Sir Lankan Ambassador to Israel Nimal Bandara said he has been working tirelessly with the Israeli and Sri Lankan governments to find a solution to the problem
Bandara said he was devastated by the Hamas atrocities on October 7.
Two Sri Lankan caregivers, Anula Ratnayaka, 49, and Sujith Yatawara, 48, both of whom lived and worked on Kibbutz Be’eri, were murdered in the attacks, leaving the Sri Lankan community here and in the homeland shaken to its core, he said.
Bandara said he immediately took action, identifying their bodies and arranging for their repatriation.
He also encouraged Sri Lankan citizens in Israel to remain here and help with the war effort by donating blood and volunteering on farms. None of them returned home, he said, adding that they stayed to help wherever possible.

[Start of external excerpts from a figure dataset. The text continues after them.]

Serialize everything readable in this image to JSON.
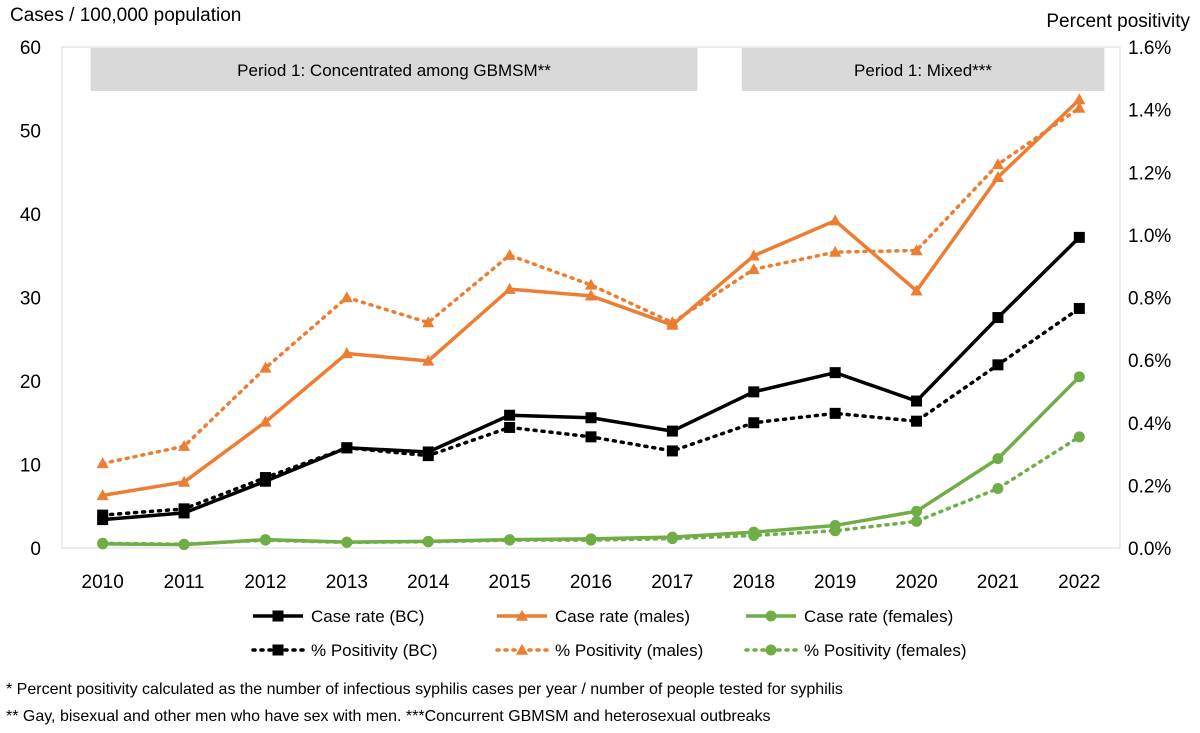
{
  "chart_data": {
    "type": "line",
    "left_axis_title": "Cases / 100,000 population",
    "right_axis_title": "Percent positivity",
    "categories": [
      "2010",
      "2011",
      "2012",
      "2013",
      "2014",
      "2015",
      "2016",
      "2017",
      "2018",
      "2019",
      "2020",
      "2021",
      "2022"
    ],
    "y_left": {
      "min": 0,
      "max": 60,
      "ticks": [
        "0",
        "10",
        "20",
        "30",
        "40",
        "50",
        "60"
      ]
    },
    "y_right": {
      "min": 0,
      "max": 1.6,
      "ticks": [
        "0.0%",
        "0.2%",
        "0.4%",
        "0.6%",
        "0.8%",
        "1.0%",
        "1.2%",
        "1.4%",
        "1.6%"
      ]
    },
    "periods": [
      {
        "label": "Period 1: Concentrated among GBMSM**",
        "from": "2010",
        "to": "2017"
      },
      {
        "label": "Period 1: Mixed***",
        "from": "2018",
        "to": "2022"
      }
    ],
    "series": [
      {
        "name": "Case rate (BC)",
        "axis": "left",
        "color": "#000000",
        "style": "solid",
        "marker": "square",
        "values": [
          3.4,
          4.2,
          8.0,
          12.0,
          11.5,
          15.9,
          15.6,
          14.0,
          18.7,
          21.0,
          17.6,
          27.6,
          37.2
        ]
      },
      {
        "name": "Case rate (males)",
        "axis": "left",
        "color": "#ED7D31",
        "style": "solid",
        "marker": "triangle",
        "values": [
          6.3,
          7.9,
          15.1,
          23.3,
          22.4,
          31.0,
          30.2,
          26.7,
          35.0,
          39.2,
          30.8,
          44.4,
          53.7
        ]
      },
      {
        "name": "Case rate (females)",
        "axis": "left",
        "color": "#70AD47",
        "style": "solid",
        "marker": "circle",
        "values": [
          0.5,
          0.4,
          1.0,
          0.7,
          0.8,
          1.0,
          1.1,
          1.3,
          1.9,
          2.7,
          4.4,
          10.7,
          20.5
        ]
      },
      {
        "name": "% Positivity (BC)",
        "axis": "right",
        "color": "#000000",
        "style": "dotted",
        "marker": "square",
        "values": [
          0.105,
          0.125,
          0.225,
          0.32,
          0.295,
          0.385,
          0.355,
          0.31,
          0.4,
          0.43,
          0.405,
          0.585,
          0.765
        ]
      },
      {
        "name": "% Positivity (males)",
        "axis": "right",
        "color": "#ED7D31",
        "style": "dotted",
        "marker": "triangle",
        "values": [
          0.27,
          0.325,
          0.575,
          0.8,
          0.72,
          0.935,
          0.84,
          0.72,
          0.89,
          0.945,
          0.95,
          1.225,
          1.405
        ]
      },
      {
        "name": "% Positivity (females)",
        "axis": "right",
        "color": "#70AD47",
        "style": "dotted",
        "marker": "circle",
        "values": [
          0.015,
          0.012,
          0.025,
          0.018,
          0.02,
          0.025,
          0.025,
          0.03,
          0.04,
          0.055,
          0.085,
          0.19,
          0.355
        ]
      }
    ]
  },
  "footnotes": {
    "line1": "* Percent positivity calculated as the number of infectious syphilis cases per year / number of people tested for syphilis",
    "line2": "** Gay, bisexual and other men who have sex with men. ***Concurrent GBMSM and heterosexual outbreaks"
  }
}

Recognizing that the lack of manpower was a significant problem, Bandara said he met with Agriculture and Rural Development Minister Avi Ditcher, Director-General Oren Lavi, and Senior Deputy Director-General Yakov Poleg to discuss how Sri Lankan workers could help. They agreed on a plan of action, he said.
Thousands of work permits being issued to Sri Lankans
With a significant number of vacancies, thousands of permits are being issued to Sri Lankans for this project, which is being administered “government to government,” with no private-sector involvement, Bandara said.
The Sri Lanka Bureau of Foreign Employment is interviewing and choosing applicants in Sri Lanka, representatives of the Sri Lankan embassy said. Sri Lankans who are selected will start to arrive in small numbers over the next few weeks, depending on flight availability. They will have to cover the cost of their flights, which the bureau will arrange on their behalf.
The Sri Lankan embassy in Israel and the Population and Immigration Authority will coordinate the project in Israel.
Upon arrival, most of the Sri Lankans will work in the agriculture and construction sectors. A smaller number will work as caregivers alongside the Sri Lankans who already live and work in Israel in this field.
While for many years, Sri Lankans have been an integral part of the caregiving community in Israel, the new arrangement will see their role expand among the workforce. Bandara anticipates that this will be beneficial for both countries.
Not only will Israel be able to service its construction and agriculture sectors, thereby boosting its economy, but the Sri Lankan economy will receive a considerable boost through the workers who send money home to their families, he said.
“This strengthening of ties between the two countries, both of which can expect to see economic growth as a result, has been a welcome development in an otherwise bleak period,” Bandara said.